Whether it’s Iran’s destabilizing activities throughout the region, their support for terror around the world and their unjust detention of Americans, we’ve got a long list of concerns with Iran’s behavior. They long pre-dated the beginning of these diplomatic negotiations.
Josh Earnest, White House press secretary

“We have more people coming on,” Corker told Defense One just before Congress recessed. “It’s the patience factor — I think the people on the other side of the aisle know we’ve been very conciliatory, very accommodating, but no, we’re gonna have a markup when we get back.”

Senate Majority Leader Mitch McConnell, R-Ky., and House Speaker John Boehner, R-Ohio, are both leading codels to Israel over the recess to add to the pressure and tie the Obama administration’s diplomatic efforts with Iran to the recent deterioration in the region’s security.

Several of the Iranian-trained, equipped and led Shiite militias helping Iraqi Security Forces in their push to oust the Islamic State from the Iraqi city of Tikrit have withdrawn from the operation at the insistence of the U.S., which made it a condition for providing air support, according to the Pentagon. Military officials have acknowledged this may make it more difficult to take back the city. In Yemen, the U.S. is providing intelligence and logistical support to Saudi Arabia and a coalition of countries that have begun a military operation against Shiite Houthi rebels, backed by Iran, who have ousted the recognized government.

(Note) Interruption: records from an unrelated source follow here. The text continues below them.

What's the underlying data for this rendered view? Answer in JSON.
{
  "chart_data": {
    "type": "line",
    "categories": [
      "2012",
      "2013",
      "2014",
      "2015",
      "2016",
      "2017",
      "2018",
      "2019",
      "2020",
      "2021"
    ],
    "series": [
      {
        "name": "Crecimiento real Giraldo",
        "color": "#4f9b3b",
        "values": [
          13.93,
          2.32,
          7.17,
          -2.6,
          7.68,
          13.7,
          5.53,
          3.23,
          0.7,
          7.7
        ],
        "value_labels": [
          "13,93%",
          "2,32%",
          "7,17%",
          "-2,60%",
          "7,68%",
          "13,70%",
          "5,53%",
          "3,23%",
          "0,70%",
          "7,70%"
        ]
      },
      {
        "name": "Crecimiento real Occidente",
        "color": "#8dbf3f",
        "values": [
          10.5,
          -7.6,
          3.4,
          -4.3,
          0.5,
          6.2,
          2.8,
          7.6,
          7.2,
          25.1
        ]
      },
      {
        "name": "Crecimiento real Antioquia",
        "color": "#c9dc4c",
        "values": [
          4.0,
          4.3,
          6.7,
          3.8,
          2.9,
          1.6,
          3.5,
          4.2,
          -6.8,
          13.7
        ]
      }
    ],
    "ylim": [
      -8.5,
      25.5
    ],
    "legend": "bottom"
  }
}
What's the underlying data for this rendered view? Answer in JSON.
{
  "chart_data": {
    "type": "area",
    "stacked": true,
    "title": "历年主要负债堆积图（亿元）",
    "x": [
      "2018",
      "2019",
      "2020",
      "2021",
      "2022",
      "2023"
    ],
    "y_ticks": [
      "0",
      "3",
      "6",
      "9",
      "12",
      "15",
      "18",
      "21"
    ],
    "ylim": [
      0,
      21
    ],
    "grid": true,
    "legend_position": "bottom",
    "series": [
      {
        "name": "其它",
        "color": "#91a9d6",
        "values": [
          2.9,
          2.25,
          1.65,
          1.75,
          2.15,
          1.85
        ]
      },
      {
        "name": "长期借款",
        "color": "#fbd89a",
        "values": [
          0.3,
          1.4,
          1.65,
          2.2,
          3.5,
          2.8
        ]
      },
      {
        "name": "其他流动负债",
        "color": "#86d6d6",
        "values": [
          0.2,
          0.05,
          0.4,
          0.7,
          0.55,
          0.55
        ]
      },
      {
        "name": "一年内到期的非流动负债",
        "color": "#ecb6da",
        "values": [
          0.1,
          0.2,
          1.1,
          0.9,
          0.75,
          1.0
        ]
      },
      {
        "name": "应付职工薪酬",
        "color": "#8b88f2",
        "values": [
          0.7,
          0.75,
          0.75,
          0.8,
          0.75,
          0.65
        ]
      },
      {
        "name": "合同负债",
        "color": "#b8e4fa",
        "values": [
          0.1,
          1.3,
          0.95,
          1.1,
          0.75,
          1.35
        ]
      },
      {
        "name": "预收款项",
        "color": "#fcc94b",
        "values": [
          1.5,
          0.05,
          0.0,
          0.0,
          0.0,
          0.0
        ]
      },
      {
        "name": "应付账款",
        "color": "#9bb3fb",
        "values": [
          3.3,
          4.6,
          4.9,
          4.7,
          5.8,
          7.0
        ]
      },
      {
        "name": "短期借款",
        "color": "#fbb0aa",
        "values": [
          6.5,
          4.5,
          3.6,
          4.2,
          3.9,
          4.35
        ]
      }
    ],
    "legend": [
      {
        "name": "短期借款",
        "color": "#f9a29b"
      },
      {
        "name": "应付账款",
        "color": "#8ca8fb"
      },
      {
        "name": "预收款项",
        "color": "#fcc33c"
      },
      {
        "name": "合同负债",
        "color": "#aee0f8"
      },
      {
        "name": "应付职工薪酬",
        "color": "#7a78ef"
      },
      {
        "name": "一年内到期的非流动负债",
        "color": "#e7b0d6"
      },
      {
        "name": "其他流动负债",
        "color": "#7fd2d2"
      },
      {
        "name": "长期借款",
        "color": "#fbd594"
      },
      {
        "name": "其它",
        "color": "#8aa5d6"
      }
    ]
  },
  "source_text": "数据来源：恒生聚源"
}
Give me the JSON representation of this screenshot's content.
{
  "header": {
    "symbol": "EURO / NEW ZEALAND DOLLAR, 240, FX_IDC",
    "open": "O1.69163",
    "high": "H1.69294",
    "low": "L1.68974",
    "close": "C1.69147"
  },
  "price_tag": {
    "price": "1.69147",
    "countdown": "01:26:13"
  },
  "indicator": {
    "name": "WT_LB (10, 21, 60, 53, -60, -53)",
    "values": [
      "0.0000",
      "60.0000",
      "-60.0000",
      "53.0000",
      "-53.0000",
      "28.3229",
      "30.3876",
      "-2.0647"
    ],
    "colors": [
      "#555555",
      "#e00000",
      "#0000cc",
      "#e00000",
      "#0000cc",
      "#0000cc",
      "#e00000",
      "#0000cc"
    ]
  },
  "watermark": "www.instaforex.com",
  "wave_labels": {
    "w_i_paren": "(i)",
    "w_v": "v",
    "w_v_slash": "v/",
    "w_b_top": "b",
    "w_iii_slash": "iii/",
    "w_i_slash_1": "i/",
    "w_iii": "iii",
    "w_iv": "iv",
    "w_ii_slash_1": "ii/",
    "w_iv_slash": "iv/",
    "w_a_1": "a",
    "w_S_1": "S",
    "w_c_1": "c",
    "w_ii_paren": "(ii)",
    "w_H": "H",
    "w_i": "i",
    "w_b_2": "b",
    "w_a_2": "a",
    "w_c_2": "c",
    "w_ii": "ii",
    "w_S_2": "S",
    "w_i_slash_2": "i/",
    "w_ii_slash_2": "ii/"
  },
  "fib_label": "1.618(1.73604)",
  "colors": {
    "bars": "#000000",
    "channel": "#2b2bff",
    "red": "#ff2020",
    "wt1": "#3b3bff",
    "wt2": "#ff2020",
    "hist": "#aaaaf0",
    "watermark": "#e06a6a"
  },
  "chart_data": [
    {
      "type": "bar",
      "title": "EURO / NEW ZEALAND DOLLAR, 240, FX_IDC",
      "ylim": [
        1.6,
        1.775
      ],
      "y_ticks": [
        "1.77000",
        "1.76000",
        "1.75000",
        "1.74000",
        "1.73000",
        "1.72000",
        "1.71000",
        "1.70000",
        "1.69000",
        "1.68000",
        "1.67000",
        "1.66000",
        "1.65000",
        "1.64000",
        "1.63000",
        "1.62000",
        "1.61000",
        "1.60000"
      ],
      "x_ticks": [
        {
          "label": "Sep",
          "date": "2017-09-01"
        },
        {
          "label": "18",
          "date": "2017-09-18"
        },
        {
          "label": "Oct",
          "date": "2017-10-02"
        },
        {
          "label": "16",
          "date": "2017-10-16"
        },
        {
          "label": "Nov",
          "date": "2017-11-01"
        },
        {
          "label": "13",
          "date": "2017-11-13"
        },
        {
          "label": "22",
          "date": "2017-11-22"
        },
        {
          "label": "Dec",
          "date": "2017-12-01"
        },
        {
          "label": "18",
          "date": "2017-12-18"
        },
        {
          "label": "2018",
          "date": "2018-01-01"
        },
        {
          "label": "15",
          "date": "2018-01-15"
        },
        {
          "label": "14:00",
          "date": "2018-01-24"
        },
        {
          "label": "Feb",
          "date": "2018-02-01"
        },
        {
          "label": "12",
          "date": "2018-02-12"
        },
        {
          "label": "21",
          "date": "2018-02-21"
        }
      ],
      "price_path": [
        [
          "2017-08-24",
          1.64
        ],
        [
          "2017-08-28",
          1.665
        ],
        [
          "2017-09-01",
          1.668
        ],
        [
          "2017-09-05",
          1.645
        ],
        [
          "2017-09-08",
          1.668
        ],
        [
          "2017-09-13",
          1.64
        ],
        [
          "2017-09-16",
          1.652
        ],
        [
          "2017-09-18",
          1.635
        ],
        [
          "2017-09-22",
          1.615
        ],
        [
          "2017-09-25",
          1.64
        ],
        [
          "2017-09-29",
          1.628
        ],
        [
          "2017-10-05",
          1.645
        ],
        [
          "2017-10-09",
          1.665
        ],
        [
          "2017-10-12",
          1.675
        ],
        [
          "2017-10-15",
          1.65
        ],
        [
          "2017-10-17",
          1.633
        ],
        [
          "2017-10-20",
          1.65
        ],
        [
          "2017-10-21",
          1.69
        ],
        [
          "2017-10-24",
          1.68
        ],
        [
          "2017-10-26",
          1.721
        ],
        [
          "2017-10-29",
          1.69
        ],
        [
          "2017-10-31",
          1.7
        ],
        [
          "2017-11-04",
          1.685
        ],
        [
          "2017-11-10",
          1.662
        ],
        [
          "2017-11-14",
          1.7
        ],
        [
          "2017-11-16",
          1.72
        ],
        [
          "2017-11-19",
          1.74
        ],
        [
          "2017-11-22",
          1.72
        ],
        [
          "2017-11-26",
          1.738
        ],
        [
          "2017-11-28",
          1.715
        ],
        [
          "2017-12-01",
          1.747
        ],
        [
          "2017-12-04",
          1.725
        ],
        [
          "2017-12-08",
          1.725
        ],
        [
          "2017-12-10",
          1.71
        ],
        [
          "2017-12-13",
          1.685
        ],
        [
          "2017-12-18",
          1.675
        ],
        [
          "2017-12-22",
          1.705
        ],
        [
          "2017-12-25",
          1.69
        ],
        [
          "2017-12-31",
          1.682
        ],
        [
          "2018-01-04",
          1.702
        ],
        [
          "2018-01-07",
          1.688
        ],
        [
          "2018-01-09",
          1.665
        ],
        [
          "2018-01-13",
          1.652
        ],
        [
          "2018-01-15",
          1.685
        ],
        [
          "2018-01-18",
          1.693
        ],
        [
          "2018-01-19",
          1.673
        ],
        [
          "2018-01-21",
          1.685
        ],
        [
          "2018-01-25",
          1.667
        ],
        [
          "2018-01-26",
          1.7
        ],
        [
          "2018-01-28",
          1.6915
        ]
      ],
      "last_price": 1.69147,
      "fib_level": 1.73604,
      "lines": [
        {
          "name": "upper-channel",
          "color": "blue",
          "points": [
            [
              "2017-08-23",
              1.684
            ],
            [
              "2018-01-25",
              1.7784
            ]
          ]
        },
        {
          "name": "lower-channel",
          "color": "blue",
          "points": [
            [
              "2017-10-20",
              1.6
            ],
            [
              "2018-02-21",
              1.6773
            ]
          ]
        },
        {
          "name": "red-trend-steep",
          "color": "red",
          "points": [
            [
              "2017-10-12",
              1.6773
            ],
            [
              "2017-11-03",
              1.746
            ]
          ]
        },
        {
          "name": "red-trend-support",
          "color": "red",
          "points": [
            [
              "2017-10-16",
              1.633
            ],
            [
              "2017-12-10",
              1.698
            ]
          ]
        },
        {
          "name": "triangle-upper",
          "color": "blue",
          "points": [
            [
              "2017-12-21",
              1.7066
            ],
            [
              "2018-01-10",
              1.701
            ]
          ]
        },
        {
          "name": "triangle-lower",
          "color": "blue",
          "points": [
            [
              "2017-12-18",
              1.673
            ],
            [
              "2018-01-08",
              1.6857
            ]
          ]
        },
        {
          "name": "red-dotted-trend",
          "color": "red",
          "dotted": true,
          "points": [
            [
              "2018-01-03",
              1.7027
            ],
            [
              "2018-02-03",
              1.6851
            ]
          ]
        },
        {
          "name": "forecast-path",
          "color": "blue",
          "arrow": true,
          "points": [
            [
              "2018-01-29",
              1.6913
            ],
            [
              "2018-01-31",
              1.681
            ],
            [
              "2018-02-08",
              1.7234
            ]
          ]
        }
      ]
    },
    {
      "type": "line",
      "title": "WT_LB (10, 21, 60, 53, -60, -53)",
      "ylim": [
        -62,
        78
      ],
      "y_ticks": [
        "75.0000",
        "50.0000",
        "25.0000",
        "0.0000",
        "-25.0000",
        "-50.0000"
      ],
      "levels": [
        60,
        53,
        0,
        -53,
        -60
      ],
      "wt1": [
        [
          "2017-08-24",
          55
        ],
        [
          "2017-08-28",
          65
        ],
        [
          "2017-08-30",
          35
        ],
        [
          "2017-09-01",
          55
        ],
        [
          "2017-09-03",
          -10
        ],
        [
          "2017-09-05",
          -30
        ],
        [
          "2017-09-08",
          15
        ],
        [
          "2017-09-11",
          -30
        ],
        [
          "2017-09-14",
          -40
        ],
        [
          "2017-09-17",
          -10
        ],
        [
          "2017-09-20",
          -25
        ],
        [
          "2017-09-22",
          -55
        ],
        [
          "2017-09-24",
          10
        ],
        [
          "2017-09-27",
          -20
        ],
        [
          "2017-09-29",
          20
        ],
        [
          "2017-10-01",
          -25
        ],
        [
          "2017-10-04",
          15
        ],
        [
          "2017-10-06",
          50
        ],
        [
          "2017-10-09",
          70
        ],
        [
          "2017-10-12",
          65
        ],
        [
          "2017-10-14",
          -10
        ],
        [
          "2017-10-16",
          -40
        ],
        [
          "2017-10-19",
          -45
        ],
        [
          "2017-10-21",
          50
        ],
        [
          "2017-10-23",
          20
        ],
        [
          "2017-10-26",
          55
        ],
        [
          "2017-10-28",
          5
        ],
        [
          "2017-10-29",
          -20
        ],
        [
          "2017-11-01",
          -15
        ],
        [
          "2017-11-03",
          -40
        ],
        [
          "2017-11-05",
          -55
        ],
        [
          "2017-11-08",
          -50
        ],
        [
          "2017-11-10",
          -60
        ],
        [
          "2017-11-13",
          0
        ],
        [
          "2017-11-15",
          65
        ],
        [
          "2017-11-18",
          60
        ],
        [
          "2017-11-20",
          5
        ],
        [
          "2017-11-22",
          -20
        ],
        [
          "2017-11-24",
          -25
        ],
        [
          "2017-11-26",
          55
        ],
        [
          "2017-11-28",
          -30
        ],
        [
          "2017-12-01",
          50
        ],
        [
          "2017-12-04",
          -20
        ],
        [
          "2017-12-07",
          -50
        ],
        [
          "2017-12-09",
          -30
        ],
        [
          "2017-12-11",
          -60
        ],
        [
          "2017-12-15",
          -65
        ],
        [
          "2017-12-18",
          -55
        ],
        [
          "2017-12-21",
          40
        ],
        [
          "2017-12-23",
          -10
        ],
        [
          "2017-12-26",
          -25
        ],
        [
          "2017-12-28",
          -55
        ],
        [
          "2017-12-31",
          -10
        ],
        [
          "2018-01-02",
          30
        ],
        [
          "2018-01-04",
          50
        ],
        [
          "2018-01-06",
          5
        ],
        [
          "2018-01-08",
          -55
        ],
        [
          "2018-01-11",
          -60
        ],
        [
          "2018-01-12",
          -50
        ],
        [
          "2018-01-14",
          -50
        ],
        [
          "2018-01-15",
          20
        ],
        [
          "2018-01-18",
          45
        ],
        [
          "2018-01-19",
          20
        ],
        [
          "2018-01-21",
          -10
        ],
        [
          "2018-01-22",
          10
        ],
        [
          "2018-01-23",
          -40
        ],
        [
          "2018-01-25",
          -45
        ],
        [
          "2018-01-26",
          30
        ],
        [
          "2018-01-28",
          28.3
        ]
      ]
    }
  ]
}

Netanyahu warned Sunday, “The most important thing is to make sure that Iran doesn’t get a path to the bomb and that Iran’s aggression in Yemen and elsewhere, including around Israel’s borders, is stopped.”

McConnell, appearing with Netanyahu, said, “The option, if there’s an agreement, is a bill that we intend to vote on that enjoys bipartisan support to require that agreement come to Congress for approval. If there’s no deal then the view of this group, similar to your own, is that ratcheting up sanctions might be the best direction.”

But these developments have also led some Republican leaders to encourage the administration to slow down.

“We call them Houthis, [but] this is Iran,” Senate Intelligence Committee Chairman Richard Burr, R-N.C. said Sunday on CBS. “I think now is the time to push back from the table and ask ourselves, is it really time to trust the people that we’re negotiating with, the Iranians. I would encourage the administration, let’s take more time.”

Corker said Sunday he was concerned that negotiators are “rushing headlong into a deal.” He added, “Our nation and the world would be much better off if they would slow down or pause to ensure that if a deal is reached, it will be enforceable, hold Iran accountable, and be strong enough to stand the test of time. Especially with all of the turmoil in the region today, a bad deal is far worse than no deal.”

Add to that turmoil that one of Iran’s primary demands for the agreement — that it be granted more immediate and full sanctions relief — can only be granted with the help of Congress. According to reports, this context has forced the White House to consider a compromise that would allow lawmakers more of an oversight role. It still opposes any legislation that would result in new sanctions or give the body a final vote, or any action before June 30.

“We are very clear that Congress should not take action while we’re negotiating,” Harf said. “If we can get to a comprehensive agreement, then yes, Congress will have a role to play. For starters, they will have a role to play in eventually lifting the sanctions that they put in place that helped get Iran to the table. They are the only ones that can ultimately lift, terminate the U.S. sanctions that they put in place.”